Criou uma área especial de armazenagem das peças de luxo no seu centro de distribuição até com climatizador, sistema de autenticação (usam um app internacional de rastreamento) e um atendimento especial com serviço de concierge para lidar com este público.
Mas para concorrer com outros players do mercado que atuam neste segmento como Etiqueta Única, do grupo Iguatemi, Peguei Bode ou Gringa, ela está trabalhando com uma comissão bem mais atraente. “Ofereço 70% de comissão para peças a partir de R$ 1,5 mil. Na concorrência essa proposta começa em produtos a partir de R$ 10 mil.”

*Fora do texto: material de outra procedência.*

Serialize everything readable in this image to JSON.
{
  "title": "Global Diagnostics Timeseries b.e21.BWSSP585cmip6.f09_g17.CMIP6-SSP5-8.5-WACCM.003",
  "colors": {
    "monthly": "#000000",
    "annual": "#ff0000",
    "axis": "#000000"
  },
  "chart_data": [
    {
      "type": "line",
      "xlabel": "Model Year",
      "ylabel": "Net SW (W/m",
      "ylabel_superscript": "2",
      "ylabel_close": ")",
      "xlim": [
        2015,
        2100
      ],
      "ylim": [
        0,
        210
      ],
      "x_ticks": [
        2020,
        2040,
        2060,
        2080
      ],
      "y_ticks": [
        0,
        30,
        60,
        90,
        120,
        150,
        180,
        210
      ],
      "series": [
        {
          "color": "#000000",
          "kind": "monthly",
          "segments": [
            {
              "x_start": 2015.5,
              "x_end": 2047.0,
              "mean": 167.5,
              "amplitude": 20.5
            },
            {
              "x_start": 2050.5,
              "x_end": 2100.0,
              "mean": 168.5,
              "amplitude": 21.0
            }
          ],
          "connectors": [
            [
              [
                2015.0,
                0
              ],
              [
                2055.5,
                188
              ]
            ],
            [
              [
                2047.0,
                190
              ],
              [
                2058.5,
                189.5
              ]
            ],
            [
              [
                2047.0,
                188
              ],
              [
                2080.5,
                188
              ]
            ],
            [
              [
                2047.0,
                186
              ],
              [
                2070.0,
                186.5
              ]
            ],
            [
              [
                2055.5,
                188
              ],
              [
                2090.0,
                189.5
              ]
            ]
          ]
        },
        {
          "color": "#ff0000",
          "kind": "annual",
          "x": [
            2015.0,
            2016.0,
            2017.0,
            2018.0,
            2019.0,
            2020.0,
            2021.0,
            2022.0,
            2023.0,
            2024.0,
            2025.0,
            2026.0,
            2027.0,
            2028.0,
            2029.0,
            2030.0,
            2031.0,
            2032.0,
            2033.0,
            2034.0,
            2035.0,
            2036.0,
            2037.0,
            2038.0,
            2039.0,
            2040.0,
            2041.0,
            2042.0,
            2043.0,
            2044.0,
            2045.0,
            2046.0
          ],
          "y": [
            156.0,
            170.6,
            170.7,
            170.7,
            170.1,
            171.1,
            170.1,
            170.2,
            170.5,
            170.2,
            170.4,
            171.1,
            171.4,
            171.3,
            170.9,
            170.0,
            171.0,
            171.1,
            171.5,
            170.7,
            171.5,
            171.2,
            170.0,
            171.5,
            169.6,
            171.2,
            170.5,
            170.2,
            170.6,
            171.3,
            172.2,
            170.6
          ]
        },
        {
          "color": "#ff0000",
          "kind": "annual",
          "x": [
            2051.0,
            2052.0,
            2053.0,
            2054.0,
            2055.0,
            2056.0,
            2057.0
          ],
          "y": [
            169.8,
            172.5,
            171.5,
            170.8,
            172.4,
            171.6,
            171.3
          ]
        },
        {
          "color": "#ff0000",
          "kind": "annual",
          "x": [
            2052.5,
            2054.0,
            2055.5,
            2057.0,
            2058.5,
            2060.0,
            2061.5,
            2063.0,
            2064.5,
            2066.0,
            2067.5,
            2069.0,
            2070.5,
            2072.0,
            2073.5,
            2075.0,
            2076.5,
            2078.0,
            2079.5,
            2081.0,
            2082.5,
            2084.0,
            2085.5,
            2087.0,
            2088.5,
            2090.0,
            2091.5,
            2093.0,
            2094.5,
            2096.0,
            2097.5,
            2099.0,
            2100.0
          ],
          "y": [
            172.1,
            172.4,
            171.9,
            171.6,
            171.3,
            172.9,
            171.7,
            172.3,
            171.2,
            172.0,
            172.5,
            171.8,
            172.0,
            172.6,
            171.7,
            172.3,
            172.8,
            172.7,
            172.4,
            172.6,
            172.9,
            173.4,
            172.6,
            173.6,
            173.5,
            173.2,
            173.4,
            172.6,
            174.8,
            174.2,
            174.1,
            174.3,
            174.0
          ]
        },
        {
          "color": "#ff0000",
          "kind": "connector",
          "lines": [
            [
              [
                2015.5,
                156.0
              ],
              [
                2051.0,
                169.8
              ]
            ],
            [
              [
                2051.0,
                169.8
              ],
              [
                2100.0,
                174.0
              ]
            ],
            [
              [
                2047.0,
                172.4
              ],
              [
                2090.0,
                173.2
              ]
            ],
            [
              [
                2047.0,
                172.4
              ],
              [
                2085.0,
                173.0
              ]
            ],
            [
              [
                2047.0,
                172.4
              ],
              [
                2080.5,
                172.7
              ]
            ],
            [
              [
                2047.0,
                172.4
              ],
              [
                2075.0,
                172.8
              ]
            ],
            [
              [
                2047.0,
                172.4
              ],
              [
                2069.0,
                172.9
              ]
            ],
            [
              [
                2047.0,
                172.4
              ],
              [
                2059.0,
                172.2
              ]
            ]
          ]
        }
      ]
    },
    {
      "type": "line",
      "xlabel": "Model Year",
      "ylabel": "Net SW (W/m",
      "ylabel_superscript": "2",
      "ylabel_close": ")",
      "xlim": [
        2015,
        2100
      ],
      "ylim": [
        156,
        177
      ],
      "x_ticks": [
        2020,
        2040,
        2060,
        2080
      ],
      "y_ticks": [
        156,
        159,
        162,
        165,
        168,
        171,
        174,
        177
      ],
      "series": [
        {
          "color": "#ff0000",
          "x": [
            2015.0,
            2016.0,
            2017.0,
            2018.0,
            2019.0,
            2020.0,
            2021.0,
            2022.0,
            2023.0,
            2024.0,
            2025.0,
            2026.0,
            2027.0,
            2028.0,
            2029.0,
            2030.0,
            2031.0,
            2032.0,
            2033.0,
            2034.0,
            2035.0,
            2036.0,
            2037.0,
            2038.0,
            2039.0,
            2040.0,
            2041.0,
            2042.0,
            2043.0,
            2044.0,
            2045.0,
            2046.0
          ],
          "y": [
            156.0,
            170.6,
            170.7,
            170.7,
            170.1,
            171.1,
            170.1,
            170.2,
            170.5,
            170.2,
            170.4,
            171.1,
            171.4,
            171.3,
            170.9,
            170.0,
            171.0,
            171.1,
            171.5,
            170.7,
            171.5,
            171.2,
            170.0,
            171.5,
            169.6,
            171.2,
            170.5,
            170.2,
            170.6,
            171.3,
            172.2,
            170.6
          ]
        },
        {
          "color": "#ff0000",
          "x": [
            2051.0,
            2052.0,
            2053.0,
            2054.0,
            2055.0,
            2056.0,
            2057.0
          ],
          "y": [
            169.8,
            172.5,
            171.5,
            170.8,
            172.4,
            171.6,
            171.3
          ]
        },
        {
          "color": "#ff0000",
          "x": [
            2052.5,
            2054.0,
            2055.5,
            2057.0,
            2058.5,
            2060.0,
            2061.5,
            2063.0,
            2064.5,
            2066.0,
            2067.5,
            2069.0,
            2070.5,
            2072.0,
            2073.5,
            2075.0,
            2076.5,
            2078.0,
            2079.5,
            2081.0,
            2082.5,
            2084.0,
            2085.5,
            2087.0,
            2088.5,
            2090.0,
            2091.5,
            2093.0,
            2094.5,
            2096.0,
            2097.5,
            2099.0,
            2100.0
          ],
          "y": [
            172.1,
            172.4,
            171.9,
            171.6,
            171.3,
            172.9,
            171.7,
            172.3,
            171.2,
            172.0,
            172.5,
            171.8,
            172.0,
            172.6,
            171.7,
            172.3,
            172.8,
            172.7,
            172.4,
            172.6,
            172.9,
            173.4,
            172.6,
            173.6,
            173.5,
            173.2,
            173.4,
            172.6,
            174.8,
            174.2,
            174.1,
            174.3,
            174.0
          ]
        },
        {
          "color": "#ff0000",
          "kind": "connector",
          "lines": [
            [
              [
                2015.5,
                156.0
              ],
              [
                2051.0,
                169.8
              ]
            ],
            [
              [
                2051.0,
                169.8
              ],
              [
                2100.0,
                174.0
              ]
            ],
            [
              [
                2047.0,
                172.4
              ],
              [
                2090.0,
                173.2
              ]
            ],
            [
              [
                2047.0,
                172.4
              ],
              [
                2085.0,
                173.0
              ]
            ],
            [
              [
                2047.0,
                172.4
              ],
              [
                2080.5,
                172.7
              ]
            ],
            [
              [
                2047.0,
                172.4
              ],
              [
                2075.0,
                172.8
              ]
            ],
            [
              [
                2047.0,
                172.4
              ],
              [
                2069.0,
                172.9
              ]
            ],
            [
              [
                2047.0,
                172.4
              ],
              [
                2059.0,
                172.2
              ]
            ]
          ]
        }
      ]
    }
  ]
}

Sua meta este ano é chegar a cinco mil peças de luxo e que assim a divisão represente 20% do resultado. “Para os produtos de luxo, diminuímos um pouco nossa margem para crescer em volume.”
Como surgiu a Troc
Luanna tinha um escritório de direito tributário em Curitiba, quando decidiu fazer uma especialização em Harvard, mas desta vez em marketing. Quando voltou com o marido Henrique Domakoski da temporada tanto nos Estados Unidos, como de um curso de verão na Europa, chocaram a família ao dizer que iam abandonar suas carreiras para abrir uma “startup de economia circular” logo entendido como “brechó.”
“Eu sempre gostei de moda, mas me incomodava esse consumismo desenfreado. Moramos também um tempo na Finlândia e vimos o quanto a economia circular estava integrada a rotina das pessoas. Queria fazer minha parte nesse sentido.”
Para fazer a roda girar e com produtos premium de vestuário, desde o início, ela e o marido se dispuseram a eliminar todas as barreiras de adesão dos consumidores ao modelo. “Por isso, criamos uma parceria com transportadoras que coletam as peças nas casas das clientes. Assim, ninguém precisa ir ao Correio.”
Logo a sala de sua casa se tornou um depósito de sacolas, a tal ponto que precisou alugar o apartamento do lado, num prazo de poucos meses abriu um escritório e atraiu um investidor anjo. Em dez meses, chegou ao faturamento de R$ 1 milhão e mudou-se para um galpão de 500 m².
Desde o início também, digitalizaram todo o processo que já havia sido desenhado como linhas de produção, uma vez que a área do marido era inovação. “As peças chegam e passam pela pré-seleção, são cadastradas, etiquetadas com códigos de barras, fotografadas e higienizadas. Tudo de forma muito racional e ágil.”
Outra estratégia que estimulou o crescimento rápido da Troc foi a criação de lojinhas de influenciadoras, atraindo uma grande audiência. Hoje, tem 300 ativas. E a todo momento alguma celebridade os procura para uma sessão de desapego. No dia dessa entrevista, foi a atriz Paolla Oliveira que fechou negócio e fará uma live para suas 35,2 milhões de seguidoras para que até o fim do mês escolham ícones do seu guarda-roupa na Troc.